Lets get some insight into animals who died.
died = shelter_data.where shelter_data['OutcomeType'].eq('Died')
died['AnimalType'].frequencies :percentage
Daru::Vector(2) | |
---|---|
AnimalType | |
Dog | 25.380710659898476 |
Cat | 74.61928934010153 |
Hmm.. Cats are more prone to die than dogs. We can say this because cats to dog ratio is almost the same in the dataset.
Lets have some insight into ages of cats and dogs that died.

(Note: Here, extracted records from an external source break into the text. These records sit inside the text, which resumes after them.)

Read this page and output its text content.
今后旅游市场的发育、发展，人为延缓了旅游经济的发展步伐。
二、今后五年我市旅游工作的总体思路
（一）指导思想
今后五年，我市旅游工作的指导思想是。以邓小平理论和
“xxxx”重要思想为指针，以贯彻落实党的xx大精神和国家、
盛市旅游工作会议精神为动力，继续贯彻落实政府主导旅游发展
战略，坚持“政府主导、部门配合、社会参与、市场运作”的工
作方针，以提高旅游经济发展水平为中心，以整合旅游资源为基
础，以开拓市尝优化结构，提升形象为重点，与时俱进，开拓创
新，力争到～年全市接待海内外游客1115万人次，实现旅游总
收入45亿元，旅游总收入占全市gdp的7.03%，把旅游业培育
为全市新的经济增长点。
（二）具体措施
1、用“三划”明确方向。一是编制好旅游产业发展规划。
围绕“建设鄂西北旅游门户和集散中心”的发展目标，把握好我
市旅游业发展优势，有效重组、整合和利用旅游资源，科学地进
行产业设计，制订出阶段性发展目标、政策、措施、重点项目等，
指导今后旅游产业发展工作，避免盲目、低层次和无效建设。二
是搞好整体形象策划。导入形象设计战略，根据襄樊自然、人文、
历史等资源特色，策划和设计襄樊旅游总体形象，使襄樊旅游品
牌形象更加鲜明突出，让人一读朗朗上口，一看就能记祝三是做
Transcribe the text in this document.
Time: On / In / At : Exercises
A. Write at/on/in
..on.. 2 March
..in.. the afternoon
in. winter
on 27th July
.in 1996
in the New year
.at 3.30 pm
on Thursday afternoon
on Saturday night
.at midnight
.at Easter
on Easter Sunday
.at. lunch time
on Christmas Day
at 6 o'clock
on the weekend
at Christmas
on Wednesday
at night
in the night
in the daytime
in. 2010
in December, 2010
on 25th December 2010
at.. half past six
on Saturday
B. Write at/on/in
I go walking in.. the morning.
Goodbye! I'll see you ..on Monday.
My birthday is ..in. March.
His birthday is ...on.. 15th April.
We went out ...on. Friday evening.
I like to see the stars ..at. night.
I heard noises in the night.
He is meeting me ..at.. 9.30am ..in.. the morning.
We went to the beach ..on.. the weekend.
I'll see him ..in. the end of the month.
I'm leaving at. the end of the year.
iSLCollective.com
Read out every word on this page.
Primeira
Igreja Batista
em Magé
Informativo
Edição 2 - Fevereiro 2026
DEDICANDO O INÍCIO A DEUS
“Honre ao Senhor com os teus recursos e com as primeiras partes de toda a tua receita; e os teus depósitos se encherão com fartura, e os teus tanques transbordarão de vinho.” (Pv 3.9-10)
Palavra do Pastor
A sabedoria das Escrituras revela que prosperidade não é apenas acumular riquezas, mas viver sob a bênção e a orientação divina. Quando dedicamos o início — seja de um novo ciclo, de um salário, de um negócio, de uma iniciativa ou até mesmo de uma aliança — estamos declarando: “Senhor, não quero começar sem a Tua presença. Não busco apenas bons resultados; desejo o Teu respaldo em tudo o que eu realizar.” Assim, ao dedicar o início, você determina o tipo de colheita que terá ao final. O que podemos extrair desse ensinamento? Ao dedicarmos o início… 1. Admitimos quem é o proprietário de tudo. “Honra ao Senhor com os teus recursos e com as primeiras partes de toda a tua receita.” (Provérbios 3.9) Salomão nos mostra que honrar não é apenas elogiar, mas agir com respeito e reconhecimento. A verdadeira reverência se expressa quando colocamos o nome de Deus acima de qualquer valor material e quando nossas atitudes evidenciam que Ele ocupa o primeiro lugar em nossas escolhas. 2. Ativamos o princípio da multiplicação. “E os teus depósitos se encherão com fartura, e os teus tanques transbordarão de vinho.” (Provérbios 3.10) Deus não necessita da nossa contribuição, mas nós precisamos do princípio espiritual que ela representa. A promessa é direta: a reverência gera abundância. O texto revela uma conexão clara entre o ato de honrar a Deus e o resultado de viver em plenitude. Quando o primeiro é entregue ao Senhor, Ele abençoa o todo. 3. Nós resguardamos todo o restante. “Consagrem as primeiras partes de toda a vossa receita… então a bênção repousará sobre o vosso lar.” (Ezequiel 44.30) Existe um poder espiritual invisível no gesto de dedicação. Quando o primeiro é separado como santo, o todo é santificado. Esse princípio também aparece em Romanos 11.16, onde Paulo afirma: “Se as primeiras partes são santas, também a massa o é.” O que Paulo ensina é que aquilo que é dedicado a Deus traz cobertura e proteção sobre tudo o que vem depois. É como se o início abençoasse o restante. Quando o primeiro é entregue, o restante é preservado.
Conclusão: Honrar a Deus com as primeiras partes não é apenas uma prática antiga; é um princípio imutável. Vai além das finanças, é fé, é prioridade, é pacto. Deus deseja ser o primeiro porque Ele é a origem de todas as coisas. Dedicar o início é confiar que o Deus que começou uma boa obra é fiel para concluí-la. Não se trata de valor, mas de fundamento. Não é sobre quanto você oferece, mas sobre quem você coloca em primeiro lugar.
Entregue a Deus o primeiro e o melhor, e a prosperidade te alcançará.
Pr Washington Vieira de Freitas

died.where(died['AnimalType'].eq 'Dog')['AgeuponOutcome'].frequencies :percentage
Daru::Vector(5) | |
---|---|
less_than_week | 12.0 |
less_than_month | 4.0 |
less_than_year | 24.0 |
one_to_five_years | 40.0 |
more_than__five_years | 20.0 |
died.where(died['AnimalType'].eq 'Cat')['AgeuponOutcome'].frequencies :percentage
Daru::Vector(5) | |
---|---|
less_than_week | 11.564625850340136 |
less_than_month | 12.244897959183673 |
less_than_year | 57.14285714285714 |
one_to_five_years | 12.244897959183673 |
more_than__five_years | 6.802721088435375 |
Also younger cats are more prone to die.
Lets move our attention to animals which got adopted.
adopted = shelter_data.where shelter_data['OutcomeType'].eq('Adoption')
adopted['AnimalType'].frequencies :percentage
Daru::Vector(2) | |
---|---|
AnimalType | |
Dog | 60.33057851239669 |
Cat | 39.66942148760331 |
Hmm... Dogs are more likely to be adopted, maybe that explains why so many cats die.
Lets now look at those animals which got adopted by their owner back.
owner = shelter_data.where shelter_data['OutcomeType'].eq('Return_to_owner')
owner['AnimalType'].frequencies :percentage
Daru::Vector(2) | |
---|---|
AnimalType | |
Dog | 89.55286251567071 |
Cat | 10.447137484329295 |
Astonishingly 90% of dogs returns to their owner while only 10% of cats do.